“He was telling the truth.”
“So, then Shreveport is real?” Thais paced the floor. “So, we really do have a chance.”
After a moment, I, finally believing it, said, “We do.”
We left the beauty salon the next day. Fortunately, the raft was there, but unfortunately, so was the rain. It had rained for two days, would stop for an hour, and start all over again for three. But Thais and I could stay no longer. We didn’t even have to discuss it; we just packed up the following morning and set out.
Thais carried the scissors—broken in half to make two separate blades—in the folds of her skirt, secured by ripped fabric; and the toy bucket with the electrical tape and dried-up baby wipes and precious penicillin. We both wore black beautician’s smocks: Thais’ over her white, ruffled blouse—she ditched the suffocating corset—and I wore mine over my bare chest and makeshift sling. I was without shoes, but the bottom of my feet moving over rocks and debris was nothing compared to my many injuries, and travel of any kind was painful and arduous.
THAIS
And Atticus, being Atticus, had a difficult time passing the reins over to me. It was I helping Atticus walk the distance to find the raft, I who uncovered it from the brush—he tried to help, but I ordered him to sit down—it was I who went in search of an improvised oar—a broken water ski—and it was I who rowed us down the Mississippi River, underneath a dreary, cloud-filled sky and the constant rain that fell from it. The only relief we took from the weather was that it still had yet to be accompanied by dangerous lightning or stormy winds. Just rain. A lot of miserable rain. So much rain that by Day Five on the river, its banks were swelling.
“We have to get on land,” Atticus said. “And we need to move inland as far as we can or else this river is going to swallow us.” His swollen mouth still had trouble forming words correctly, but I was already used to it, so in my mind I no longer heard his difficulty speaking.
Together we dragged the raft on the bank—Atticus ignored me telling him to let me do it, this time—and we left it there, not anticipating ever having to use it again. We would be traveling on foot from here on out, getting as far away from the rising waters as we could.
But by late afternoon, hours after we’d left the water for land, the power of The Mississippi proved greater than our efforts to hide from it. The water had broken its banks and flowed far and deep into the land that once contained it. We heard trees snapping in the distance, and the rush of violent water consuming everything in its path as though it were coming straight for us with the whip of retribution ready to strike our backs.
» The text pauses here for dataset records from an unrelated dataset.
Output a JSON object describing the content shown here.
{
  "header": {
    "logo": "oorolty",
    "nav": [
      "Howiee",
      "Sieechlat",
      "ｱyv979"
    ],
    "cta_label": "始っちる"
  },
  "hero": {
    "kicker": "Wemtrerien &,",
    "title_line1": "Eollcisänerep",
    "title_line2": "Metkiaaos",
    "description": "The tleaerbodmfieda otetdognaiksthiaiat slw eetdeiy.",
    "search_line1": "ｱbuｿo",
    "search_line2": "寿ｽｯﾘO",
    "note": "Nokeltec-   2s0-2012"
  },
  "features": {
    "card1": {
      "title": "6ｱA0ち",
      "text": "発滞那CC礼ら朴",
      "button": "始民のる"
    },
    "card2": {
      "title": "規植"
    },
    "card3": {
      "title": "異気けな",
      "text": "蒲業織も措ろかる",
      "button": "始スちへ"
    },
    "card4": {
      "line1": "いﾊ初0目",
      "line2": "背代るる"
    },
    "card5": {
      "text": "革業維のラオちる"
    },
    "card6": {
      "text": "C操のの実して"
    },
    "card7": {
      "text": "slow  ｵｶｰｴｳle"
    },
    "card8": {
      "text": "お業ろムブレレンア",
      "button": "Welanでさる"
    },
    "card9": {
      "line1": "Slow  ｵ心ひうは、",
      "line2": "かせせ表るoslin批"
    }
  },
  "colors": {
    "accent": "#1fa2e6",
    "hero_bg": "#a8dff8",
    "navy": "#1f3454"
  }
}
“We have to get to higher ground!” Atticus shouted.
I grabbed Atticus’ arm and he pulled me alongside him, through the pain of his injuries he could not hide from me no matter how hard he tried, and toward a water tower.
I could hear the water coming, like a train barreling over tracks. Glancing back, in the distance I saw the tops of trees swaying, some trees toppling, and I gripped Atticus’ arm tighter, saw a flash in my mind of the water reaching us and tearing us away from each other.
“Where’s the ladder?” I shouted when we made it to the immense water tower.
We found the ladder, but it had been raised and padlocked, and neither of us could reach it.
“Let’s go!” Atticus grabbed my hand and we ran past the tower and went toward an old grocery store.
Moments later: “The water is coming, Atticus! The water is coming!”
Without stopping, we looked out at the open space behind us with awe and terror as the rushing river, littered with cars and roofs and trees raced toward the water tower with violent determination. The beams that held up the massive dome-shaped structure snapped and buckled like four broken legs, and the dome crashed into the Mississippi River like a tiny raft overturned and swallowed by white rapids.
”HURRY!” Atticus roared.
Ditching the sling to free his other arm, Atticus grabbed me around my waist and lifted me into the air, and he threw me onto a ladder that led onto the roof of the store.
“What if the river takes the store, too!” I shouted as we hurried up the ladder, hands gripping the bars above us, feet climbing the ones beneath us.
“Then you hold onto me and don’t let go!”
I will never let go…
We made it onto the roof seconds before a wall of water slammed into the store below; the glass windows exploded, and we could hear the shelves and shopping carts smashing against the walls inside; the ground and the building shook beneath us like an earthquake.
We sat in the center of the roof, huddled together, holding onto to one another with inseparable force as the river battered our only life raft. And we waited, for life or death, or more of the in-between we’d been surviving since we met.
I will never let go of you, Atticus.
66
THAIS
Lying together on the roof of the grocery store, Atticus and I looked up at the sky, we watched the dark clouds drift slowly overhead, and felt the last few drops of rain sprinkle our faces. I listened to the water beneath us churn and swish and move debris around, but now with a lighter hand as the angry river had finally calmed. Birds flew over, their tiny black wings flapping amid the gray clouds. The wailing of a cat I could hear in the distance, probably stuck in a tree or on a rooftop just as Atticus and I were.
The sun was setting, and it covered the flooded landscape in an eerie gray-red light that looked more post-apocalyptic than a peaceful, approaching nightfall.